Reading: Albom, Sarah. 2021. “The Killing Roll: The Prevalence of Violence in Dungeons & Dragons.” International Journal of Role-Playing, no. 11 (December): 6–24. https://doi.org/10.33063/ijrp.vi11.281.

Assignment 4: Prepare a proposal for your UnEssay.

Playthrough: a non-fantasy TTRPG (selected by the students, e.g., Arc, Call of Cthulhu, Candela Obscura)  

Session 6

Theory: Colonialism, Disability, Racism, and Sexism

Reading (choose one):

Dashiell, Steven. 2023. “Symbolic Violence in the Language of Game Descriptions of Blackness: The Case of Pathfinder.” Games and Culture, May, Online First. https://doi.org/10.1177/15554120231176630.

Hines, Mark. 2023. “Game Mechanics and Narrative as Symbiotic, Co-Constructive Elements in Tomb of Annihilation.” Analog Game Studies X (I). https://analoggamestudies.org/2023/03/thats-just-what-the-book-says-game-mechanics-and-narrative-as-symbiotic-co-constructive-elements-in-tomb-of-annihilation/.  

Stang, Sarah. 2021. “The Fiend Folio’s Female Fiends: Kelpies, Vampires, and Demon Queens.” Analog Game Studies VIII (The Fiend Folio). https://analoggamestudies.org/2021/10/the-fiend-folios-female-fiends-kelpies-vampires-and-demon-queens/.

Assignment 5: Research and analyze a TTRPG ruleset or a CRPG, excluding D&D and any other games that we have played in the classroom.

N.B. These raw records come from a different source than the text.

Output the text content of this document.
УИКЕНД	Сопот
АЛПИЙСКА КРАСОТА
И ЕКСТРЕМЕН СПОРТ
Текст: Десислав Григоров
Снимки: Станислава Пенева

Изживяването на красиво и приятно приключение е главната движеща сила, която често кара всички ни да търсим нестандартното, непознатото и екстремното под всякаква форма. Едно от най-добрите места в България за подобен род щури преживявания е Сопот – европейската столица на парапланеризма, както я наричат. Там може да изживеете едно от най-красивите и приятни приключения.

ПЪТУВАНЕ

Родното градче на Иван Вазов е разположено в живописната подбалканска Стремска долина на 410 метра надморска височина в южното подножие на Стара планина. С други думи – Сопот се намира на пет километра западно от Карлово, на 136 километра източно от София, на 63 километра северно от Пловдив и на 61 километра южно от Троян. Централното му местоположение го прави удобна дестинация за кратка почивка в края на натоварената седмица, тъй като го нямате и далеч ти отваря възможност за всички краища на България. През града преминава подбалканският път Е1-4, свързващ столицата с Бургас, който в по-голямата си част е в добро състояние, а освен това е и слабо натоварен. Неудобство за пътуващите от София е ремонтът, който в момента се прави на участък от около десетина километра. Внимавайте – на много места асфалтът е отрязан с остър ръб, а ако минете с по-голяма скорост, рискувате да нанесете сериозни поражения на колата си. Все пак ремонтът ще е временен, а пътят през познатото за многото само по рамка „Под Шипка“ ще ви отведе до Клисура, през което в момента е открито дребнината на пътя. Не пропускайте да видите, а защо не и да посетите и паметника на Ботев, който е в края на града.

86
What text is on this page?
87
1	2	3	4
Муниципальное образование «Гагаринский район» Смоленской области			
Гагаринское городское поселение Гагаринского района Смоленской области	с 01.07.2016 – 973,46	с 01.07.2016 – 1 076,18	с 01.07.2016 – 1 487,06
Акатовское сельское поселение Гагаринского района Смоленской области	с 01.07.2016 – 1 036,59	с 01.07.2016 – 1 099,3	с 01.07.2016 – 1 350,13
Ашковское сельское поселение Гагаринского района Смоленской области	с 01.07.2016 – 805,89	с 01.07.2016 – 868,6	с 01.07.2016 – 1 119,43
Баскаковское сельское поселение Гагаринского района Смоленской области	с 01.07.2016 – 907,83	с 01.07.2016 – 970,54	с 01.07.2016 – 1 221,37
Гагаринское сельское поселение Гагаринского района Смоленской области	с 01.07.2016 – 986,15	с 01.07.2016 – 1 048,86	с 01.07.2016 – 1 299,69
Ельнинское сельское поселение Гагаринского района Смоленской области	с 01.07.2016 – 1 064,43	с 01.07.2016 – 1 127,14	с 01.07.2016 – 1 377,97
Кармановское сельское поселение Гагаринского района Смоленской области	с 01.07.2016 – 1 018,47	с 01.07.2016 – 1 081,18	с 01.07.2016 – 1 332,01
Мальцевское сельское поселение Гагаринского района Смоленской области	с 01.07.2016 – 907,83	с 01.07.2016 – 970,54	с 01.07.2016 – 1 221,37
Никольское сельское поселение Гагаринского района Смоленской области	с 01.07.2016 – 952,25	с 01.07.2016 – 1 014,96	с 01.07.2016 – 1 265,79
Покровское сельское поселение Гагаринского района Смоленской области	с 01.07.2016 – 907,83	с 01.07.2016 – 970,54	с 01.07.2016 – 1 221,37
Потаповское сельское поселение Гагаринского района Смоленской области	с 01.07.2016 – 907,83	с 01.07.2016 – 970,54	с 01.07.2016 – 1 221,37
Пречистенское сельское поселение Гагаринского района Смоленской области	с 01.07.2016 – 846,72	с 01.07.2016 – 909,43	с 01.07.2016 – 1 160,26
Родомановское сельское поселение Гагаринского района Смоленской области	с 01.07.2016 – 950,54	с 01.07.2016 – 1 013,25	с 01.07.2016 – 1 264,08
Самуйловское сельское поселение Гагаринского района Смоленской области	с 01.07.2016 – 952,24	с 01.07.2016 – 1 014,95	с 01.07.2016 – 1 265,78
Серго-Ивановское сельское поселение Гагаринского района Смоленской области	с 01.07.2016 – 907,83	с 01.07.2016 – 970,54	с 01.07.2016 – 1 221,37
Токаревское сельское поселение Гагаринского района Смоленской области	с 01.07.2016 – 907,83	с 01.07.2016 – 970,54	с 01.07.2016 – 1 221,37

Playthrough: a modern TTRPG (selected by the students, e.g., Glitter Hearts, Thirsty Sword Lesbians, Wanderhome)

Annotation

Tabletop role-playing games (TTRPGs) have been attracting academic attention since the 1980s, starting with Gary Alan Fine’s monograph Shared Fantasy: Role-Playing Games as Social Worlds. In the following decades, the cultural impact of role-playing games has only grown. Specifically, Dungeons & Dragons has inspired countless blockbuster video games and entered mainstream popular culture by being referenced and showcased in hit TV series like Stranger Things. In 2010s, TTRPGs have also spawned a new form of spectator entertainment – actual play with shows like Critical Role, which has become a successful transmedia franchise with its own spin-offs and tie-ins.

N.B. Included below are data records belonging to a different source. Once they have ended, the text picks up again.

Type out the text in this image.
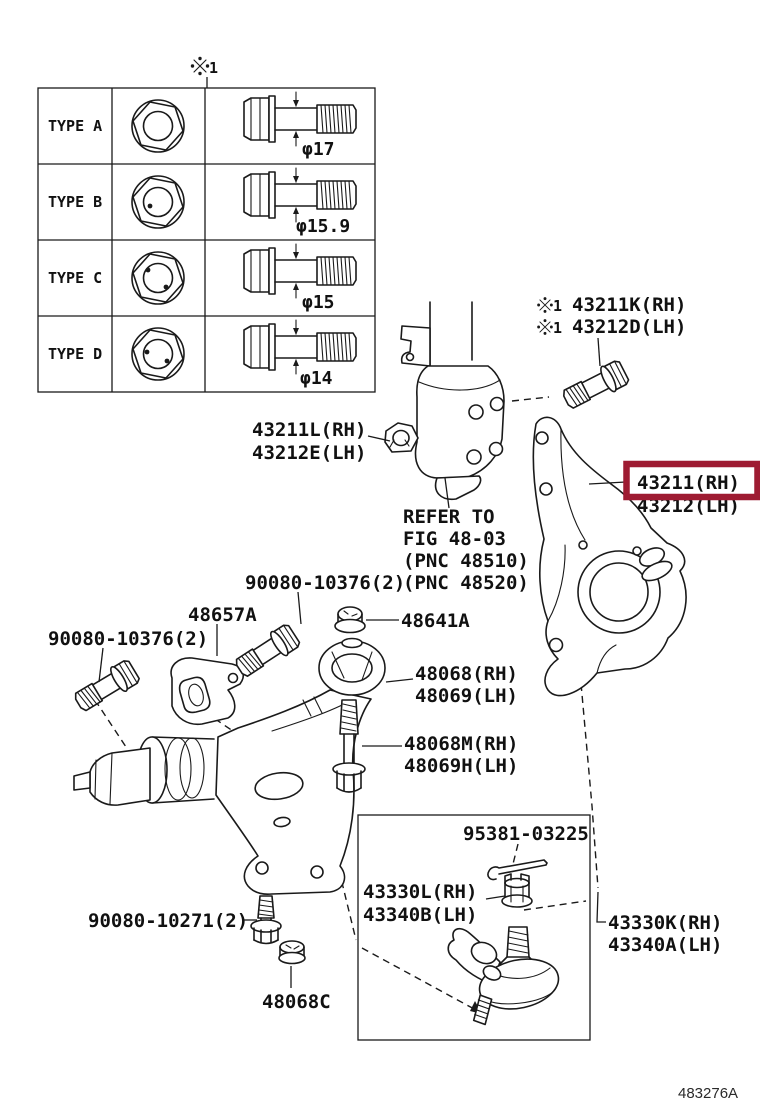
1
TYPE A
TYPE B
TYPE C
TYPE D
φ17
φ15.9
φ15
φ14
1 43211K(RH)
1 43212D(LH)
43211L(RH)
43212E(LH)
43211(RH)
43212(LH)
REFER TO
FIG 48-03
(PNC 48510)
(PNC 48520)
90080-10376(2)
48657A
90080-10376(2)
48641A
48068(RH)
48069(LH)
48068M(RH)
48069H(LH)
95381-03225
43330L(RH)
43340B(LH)	43330K(RH)
43340A(LH)
90080-10271(2)
48068C
483276A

This course approaches TTRPGs from a media/game studies perspective, including concepts and theories such as mediatization or critical political economy. The goal is to understand role-playing games as both media artifacts/texts and play experiences by analyzing the impact of narrative themes and mechanics as well as the broader production contexts. To do so, the course will be based on an active and critical engagement with selected examples of TTRPGs, showcasing both the conventions and subversions in this area. Each session will start with a theoretical introduction by the lecturer and a class discussion about the assigned reading. Afterwards, we will go over the fortnightly assignments, leading us to a TTRPG playthrough. To unpack and analyze the play experience, we will debrief using conceptual inventory and methodological frameworks acquired throughout the course.

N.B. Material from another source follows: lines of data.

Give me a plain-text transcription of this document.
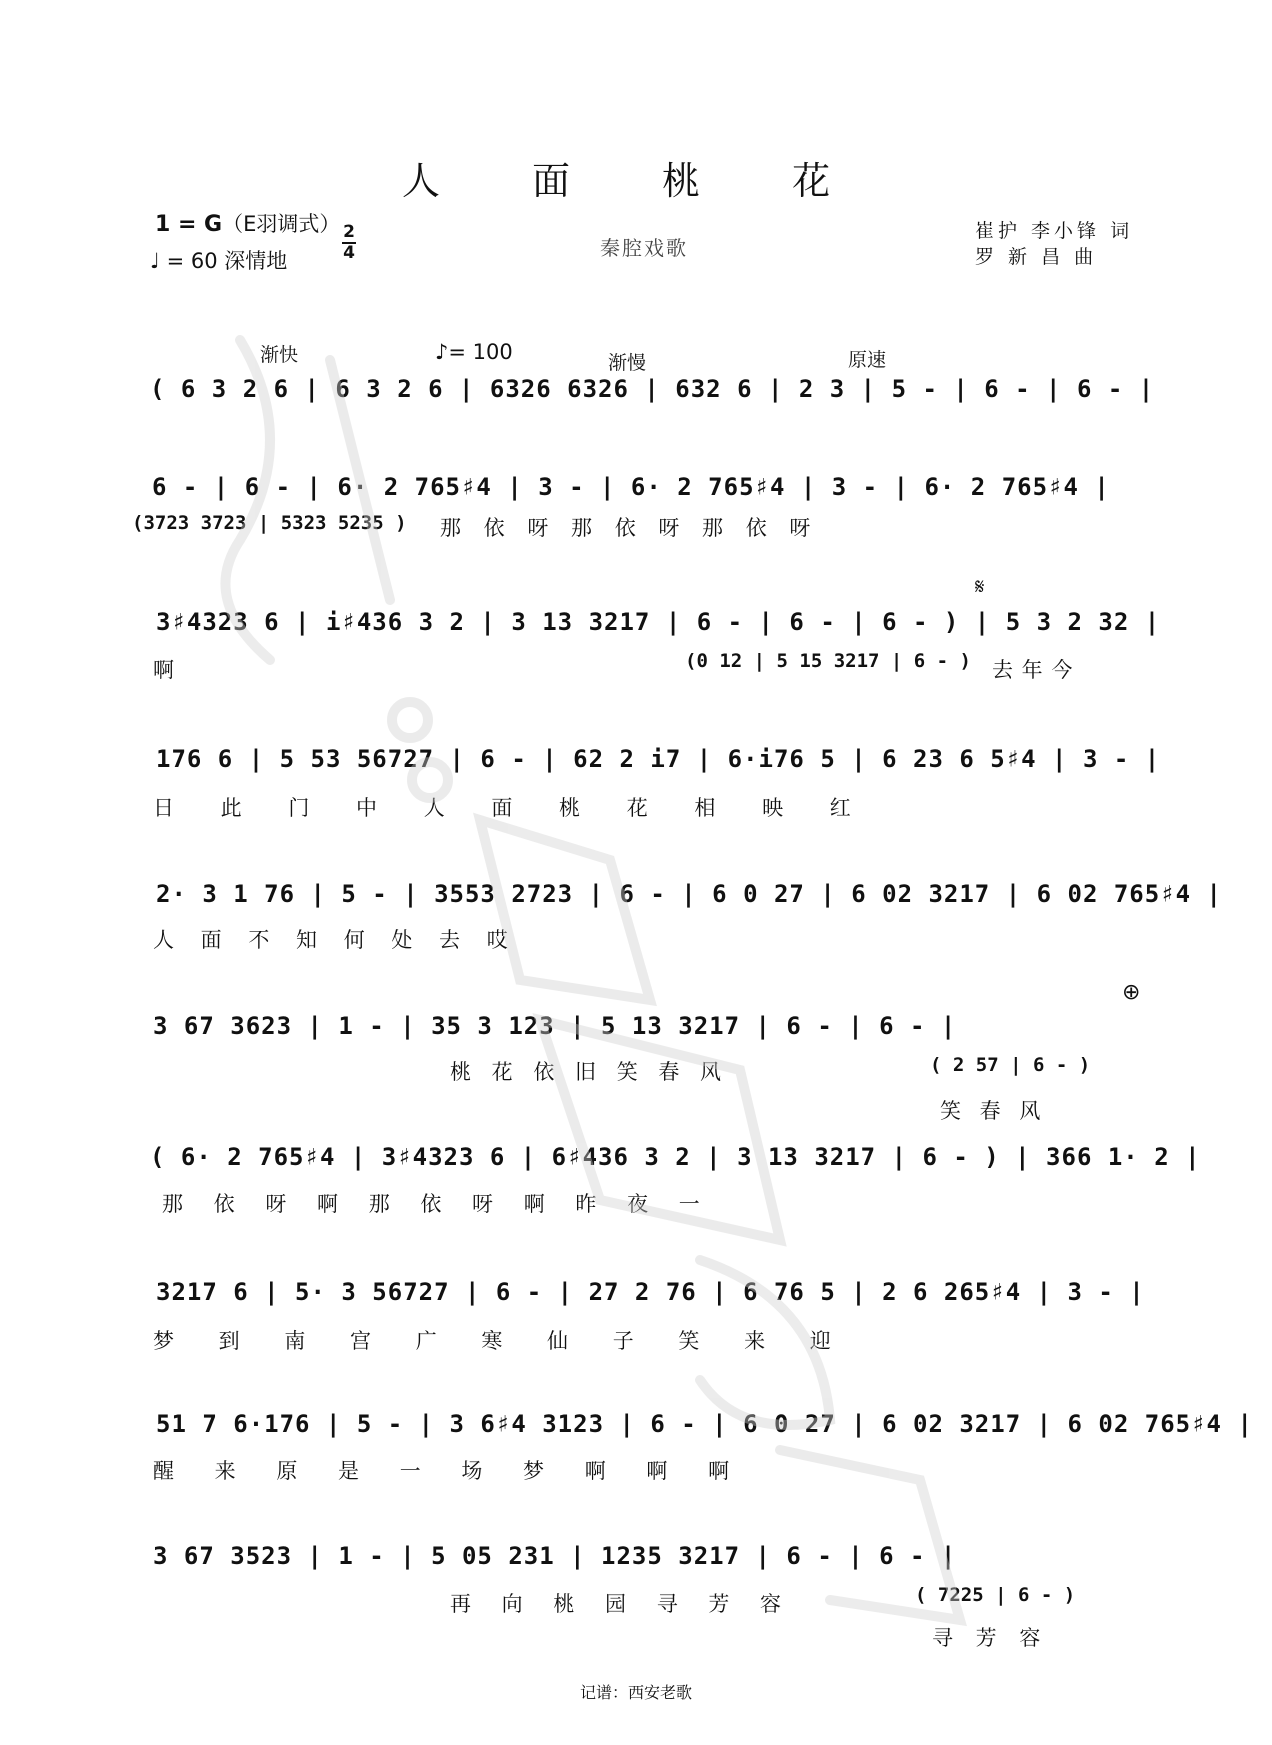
人 面 桃 花
1 = G（E羽调式） 2
4
♩ = 60 深情地
秦腔戏歌
崔护 李小锋 词
罗 新 昌 曲
渐快	♪= 100	渐慢	原速
𝄋
⊕
( 6 3 2 6 | 6 3 2 6 | 6326 6326 | 632 6 | 2 3 | 5 - | 6 - | 6 - |
6 - | 6 - | 6· 2 765♯4 | 3 - | 6· 2 765♯4 | 3 - | 6· 2 765♯4 |
(3723 3723 | 5323 5235 ) 那 依 呀 那 依 呀 那 依 呀
3♯4323 6 | i♯436 3 2 | 3 13 3217 | 6 - | 6 - | 6 - ) | 5 3 2 32 |
(0 12 | 5 15 3217 | 6 - )
啊	去 年 今
176 6 | 5 53 56727 | 6 - | 62 2 i7 | 6·i76 5 | 6 23 6 5♯4 | 3 - |
日 此 门 中 人 面 桃 花 相 映 红
2· 3 1 76 | 5 - | 3553 2723 | 6 - | 6 0 27 | 6 02 3217 | 6 02 765♯4 |
人 面 不 知 何 处 去 哎
3 67 3623 | 1 - | 35 3 123 | 5 13 3217 | 6 - | 6 - |
( 2 57 | 6 - )
桃 花 依 旧 笑 春 风
笑 春 风
( 6· 2 765♯4 | 3♯4323 6 | 6♯436 3 2 | 3 13 3217 | 6 - ) | 366 1· 2 |
那 依 呀 啊 那 依 呀 啊 昨 夜 一
3217 6 | 5· 3 56727 | 6 - | 27 2 76 | 6 76 5 | 2 6 265♯4 | 3 - |
梦 到 南 宫 广 寒 仙 子 笑 来 迎
51 7 6·176 | 5 - | 3 6♯4 3123 | 6 - | 6 0 27 | 6 02 3217 | 6 02 765♯4 |
醒 来 原 是 一 场 梦 啊 啊 啊
3 67 3523 | 1 - | 5 05 231 | 1235 3217 | 6 - | 6 - |
( 7225 | 6 - )
再 向 桃 园 寻 芳 容
寻 芳 容
记谱：西安老歌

The class requires active participation and in-person attendance. The students will be asked to prepare for each of the fortnightly sessions by doing the assigned readings and assignments. The final assignment uses the format of the so-called UnEssay – students choose their own topics related to the core themes of the class and present the UnEssay in any way they please (paper, homebrew game content, actual play, presentation, video essay, website, etc.).

The class will consist of six 160-minute sessions (with a 10-minute break in the middle). This format is necessary for in-class playthroughs of TTRPGs.